One goal is to expose students to big data early enough to get them excited about working with information to spot business patterns they might not otherwise. And, an example of what that might mean in practice is provided by the University of Central Lancashire (UCLan), a higher education institution based in the North-West of the U.K.

Michael Brightman, a UCLan associate (part-time) lecturer, told InformationWeek he'd started using Tableau in a course called Current Issues In Business, in a module taken by third-year students in its Lancashire Business School.

"I'd come across Tableau myself as part of my own research into provincial newspapers and business," he said. "I thought it might be useful for people in the course -- especially the two or three part-time, mature students who might also find it useful in their day jobs."

[ Can elementary school students handle big data? See Big Data Education: When Should It Start? ]

What do students like these and others do with Tableau? The idea, said Brightman, is to spot what he calls stories -- patterns of data -- in either small or large datasets. "With very big datasets in particular, you just can't see at once what things are there that others haven't spotted yet, especially with lots of historical business data companies keep but don't really know what to do with," he said.

"Analysis using tools like this can detect patterns that wouldn't come out otherwise -- which I call 'stories'."

Alas, as yet Brightman's students at the Preston, Lancashire, school haven't cracked intractable puzzles yet, like decipher the Voynich Manuscript, the Phaistos Disk or why anyone green-lit A Good Day To Die Hard.
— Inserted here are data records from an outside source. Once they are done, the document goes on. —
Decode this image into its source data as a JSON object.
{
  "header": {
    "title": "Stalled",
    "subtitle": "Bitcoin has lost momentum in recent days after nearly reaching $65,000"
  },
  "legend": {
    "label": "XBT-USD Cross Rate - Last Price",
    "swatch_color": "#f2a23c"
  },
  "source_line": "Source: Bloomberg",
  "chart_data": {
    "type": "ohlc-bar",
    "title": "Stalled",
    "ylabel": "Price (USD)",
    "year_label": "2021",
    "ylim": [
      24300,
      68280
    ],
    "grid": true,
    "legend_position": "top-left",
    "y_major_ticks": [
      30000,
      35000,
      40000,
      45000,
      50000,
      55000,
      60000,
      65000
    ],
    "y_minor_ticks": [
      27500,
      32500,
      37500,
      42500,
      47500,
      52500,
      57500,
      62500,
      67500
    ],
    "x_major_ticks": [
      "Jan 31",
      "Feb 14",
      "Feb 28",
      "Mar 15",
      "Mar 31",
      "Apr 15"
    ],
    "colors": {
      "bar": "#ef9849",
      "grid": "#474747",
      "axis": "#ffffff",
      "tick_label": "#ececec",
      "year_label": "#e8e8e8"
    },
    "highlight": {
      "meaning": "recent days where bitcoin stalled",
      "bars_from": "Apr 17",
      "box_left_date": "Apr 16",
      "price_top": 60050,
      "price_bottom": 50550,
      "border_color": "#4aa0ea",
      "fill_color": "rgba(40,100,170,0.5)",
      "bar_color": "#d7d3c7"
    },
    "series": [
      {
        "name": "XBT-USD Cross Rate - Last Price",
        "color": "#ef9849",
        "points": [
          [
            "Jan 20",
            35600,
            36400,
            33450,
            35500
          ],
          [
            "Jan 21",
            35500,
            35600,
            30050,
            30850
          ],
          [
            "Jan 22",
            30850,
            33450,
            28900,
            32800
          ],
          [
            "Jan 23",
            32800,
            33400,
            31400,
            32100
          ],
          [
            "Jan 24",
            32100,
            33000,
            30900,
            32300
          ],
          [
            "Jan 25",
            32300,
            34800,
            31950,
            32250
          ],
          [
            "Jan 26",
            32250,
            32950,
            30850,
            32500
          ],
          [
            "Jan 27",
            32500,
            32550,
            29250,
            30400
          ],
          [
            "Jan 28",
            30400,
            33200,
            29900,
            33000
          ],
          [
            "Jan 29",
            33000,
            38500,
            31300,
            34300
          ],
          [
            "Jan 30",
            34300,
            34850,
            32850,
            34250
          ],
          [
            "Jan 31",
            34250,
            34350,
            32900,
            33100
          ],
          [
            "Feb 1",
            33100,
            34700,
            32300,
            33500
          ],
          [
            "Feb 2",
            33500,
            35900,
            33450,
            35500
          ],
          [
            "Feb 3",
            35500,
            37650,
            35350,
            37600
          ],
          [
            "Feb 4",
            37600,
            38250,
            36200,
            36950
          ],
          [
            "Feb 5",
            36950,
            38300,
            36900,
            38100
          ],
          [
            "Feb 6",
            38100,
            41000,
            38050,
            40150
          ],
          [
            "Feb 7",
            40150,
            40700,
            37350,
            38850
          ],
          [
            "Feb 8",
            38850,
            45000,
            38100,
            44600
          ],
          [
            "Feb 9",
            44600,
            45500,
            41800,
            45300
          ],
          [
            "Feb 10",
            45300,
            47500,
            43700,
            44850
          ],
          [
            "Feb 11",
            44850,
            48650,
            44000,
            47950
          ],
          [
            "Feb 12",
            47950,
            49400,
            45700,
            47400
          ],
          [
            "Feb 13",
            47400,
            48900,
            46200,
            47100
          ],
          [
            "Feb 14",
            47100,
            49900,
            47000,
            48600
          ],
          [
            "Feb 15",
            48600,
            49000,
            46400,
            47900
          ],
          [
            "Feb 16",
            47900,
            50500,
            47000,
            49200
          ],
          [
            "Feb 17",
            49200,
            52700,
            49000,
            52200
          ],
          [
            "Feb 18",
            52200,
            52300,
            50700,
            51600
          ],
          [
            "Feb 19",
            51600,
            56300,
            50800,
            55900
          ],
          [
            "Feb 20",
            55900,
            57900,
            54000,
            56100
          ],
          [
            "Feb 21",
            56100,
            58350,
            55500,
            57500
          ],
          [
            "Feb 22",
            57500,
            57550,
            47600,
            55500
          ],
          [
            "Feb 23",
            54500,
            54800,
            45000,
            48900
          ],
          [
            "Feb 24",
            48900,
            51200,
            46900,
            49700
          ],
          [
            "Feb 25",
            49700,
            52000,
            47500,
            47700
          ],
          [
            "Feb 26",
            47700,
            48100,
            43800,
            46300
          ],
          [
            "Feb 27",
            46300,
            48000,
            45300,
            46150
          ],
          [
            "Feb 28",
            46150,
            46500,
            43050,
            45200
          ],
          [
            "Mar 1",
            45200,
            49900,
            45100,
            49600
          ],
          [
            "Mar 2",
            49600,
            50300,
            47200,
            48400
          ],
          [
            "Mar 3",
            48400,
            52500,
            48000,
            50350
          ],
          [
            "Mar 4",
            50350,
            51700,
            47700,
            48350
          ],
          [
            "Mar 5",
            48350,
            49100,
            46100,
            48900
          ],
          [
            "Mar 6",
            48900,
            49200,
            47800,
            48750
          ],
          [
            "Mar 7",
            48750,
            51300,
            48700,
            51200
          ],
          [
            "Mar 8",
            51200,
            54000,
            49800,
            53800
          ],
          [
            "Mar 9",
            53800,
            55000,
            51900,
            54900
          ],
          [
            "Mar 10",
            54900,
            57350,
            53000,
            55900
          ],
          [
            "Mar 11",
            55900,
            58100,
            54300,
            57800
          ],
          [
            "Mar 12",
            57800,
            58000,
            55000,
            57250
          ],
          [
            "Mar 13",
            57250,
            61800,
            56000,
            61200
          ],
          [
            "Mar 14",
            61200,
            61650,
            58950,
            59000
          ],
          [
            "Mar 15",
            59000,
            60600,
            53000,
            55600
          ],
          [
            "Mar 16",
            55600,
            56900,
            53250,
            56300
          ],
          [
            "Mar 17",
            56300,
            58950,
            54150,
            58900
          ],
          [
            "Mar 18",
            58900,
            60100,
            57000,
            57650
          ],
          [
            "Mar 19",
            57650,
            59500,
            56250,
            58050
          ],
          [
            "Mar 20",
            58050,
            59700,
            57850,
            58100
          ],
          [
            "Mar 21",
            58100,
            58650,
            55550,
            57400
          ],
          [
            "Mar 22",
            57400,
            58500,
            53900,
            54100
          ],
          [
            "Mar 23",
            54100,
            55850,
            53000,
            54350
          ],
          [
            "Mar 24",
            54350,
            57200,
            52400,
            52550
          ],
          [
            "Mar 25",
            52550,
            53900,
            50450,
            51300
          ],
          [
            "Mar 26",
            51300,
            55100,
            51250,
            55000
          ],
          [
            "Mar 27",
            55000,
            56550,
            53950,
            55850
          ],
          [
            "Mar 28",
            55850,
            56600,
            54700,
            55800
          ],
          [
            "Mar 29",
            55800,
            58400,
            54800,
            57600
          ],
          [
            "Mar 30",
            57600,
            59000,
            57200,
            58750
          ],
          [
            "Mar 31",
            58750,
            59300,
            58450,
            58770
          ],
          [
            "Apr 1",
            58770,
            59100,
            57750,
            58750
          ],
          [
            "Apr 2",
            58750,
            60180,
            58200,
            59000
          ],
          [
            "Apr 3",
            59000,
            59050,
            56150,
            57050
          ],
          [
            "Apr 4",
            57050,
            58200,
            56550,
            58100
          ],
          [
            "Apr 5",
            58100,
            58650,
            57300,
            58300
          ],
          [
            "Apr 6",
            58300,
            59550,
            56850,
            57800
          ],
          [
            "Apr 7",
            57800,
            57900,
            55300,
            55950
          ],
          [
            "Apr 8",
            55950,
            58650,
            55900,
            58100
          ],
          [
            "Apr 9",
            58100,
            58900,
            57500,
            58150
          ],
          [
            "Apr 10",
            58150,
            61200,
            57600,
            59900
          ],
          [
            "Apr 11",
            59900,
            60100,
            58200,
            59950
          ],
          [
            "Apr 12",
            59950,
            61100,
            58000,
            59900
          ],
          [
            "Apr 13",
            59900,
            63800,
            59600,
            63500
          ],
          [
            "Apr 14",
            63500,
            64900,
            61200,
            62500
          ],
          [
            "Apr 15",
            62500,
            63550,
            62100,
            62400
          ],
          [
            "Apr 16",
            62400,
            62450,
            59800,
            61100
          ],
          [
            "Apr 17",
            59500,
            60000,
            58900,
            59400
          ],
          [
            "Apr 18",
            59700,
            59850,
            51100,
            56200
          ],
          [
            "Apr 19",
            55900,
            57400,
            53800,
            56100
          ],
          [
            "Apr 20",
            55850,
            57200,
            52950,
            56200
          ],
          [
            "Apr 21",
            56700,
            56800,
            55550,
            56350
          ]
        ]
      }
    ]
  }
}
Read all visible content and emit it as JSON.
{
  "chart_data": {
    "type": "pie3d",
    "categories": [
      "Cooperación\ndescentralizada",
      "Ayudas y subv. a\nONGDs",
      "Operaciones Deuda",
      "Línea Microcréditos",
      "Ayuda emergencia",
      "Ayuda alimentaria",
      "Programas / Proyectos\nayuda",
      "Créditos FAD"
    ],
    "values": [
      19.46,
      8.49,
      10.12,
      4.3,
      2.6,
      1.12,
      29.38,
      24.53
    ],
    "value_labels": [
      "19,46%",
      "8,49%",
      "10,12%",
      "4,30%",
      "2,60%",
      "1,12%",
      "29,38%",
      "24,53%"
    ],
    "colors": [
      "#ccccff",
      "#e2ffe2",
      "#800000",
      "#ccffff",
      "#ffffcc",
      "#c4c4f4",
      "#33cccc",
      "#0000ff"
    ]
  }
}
But he did say his students found the tool extremely useful in working through the U.K. government's official population dataset, finding "a lot of far from obvious" correlations that would otherwise have gone unnoticed, he said.

And he can't resist saying that one student is finding it very helpful in his hobby -- analyzing the world's most "puzzling" game: cricket.

Brightman also said it's the visual aspect of this form of business intelligence that makes the biggest difference to students starting to wrestle to get insights out of masses of information. "A lot of business information comes in the form of lots of text and numbers," he said. "It's really only when it is captured in a visual form that you can start working through it in more intuitive ways."

So far, he said, Tableau has proven so useful to his group that two of his part-time, working students have been authorized to buy the product for their regular jobs.

That means they join what the supplier claims to be the 10,000-plus organizations using its software, including the U.K.'s own Barclays Bank, Deloitte, Ferrari, Intel, Johns Hopkins Hospital, SpaceX and Unilever.

The software itself was spun out of an academic environment: In 2003, Stanford University professor Pat Hanrahan and Chris Stolte, a PhD candidate in the University Computer Science department, took on a Department of Defense (DOD) project aimed at increasing people's ability to analyze information.

To meet the requirement, the pair invented a technology called VizQL, a new way to perform data analysis and visualization. Stanford Business School graduate Christian Chabot joined them, and the three formed Tableau Software to market the product.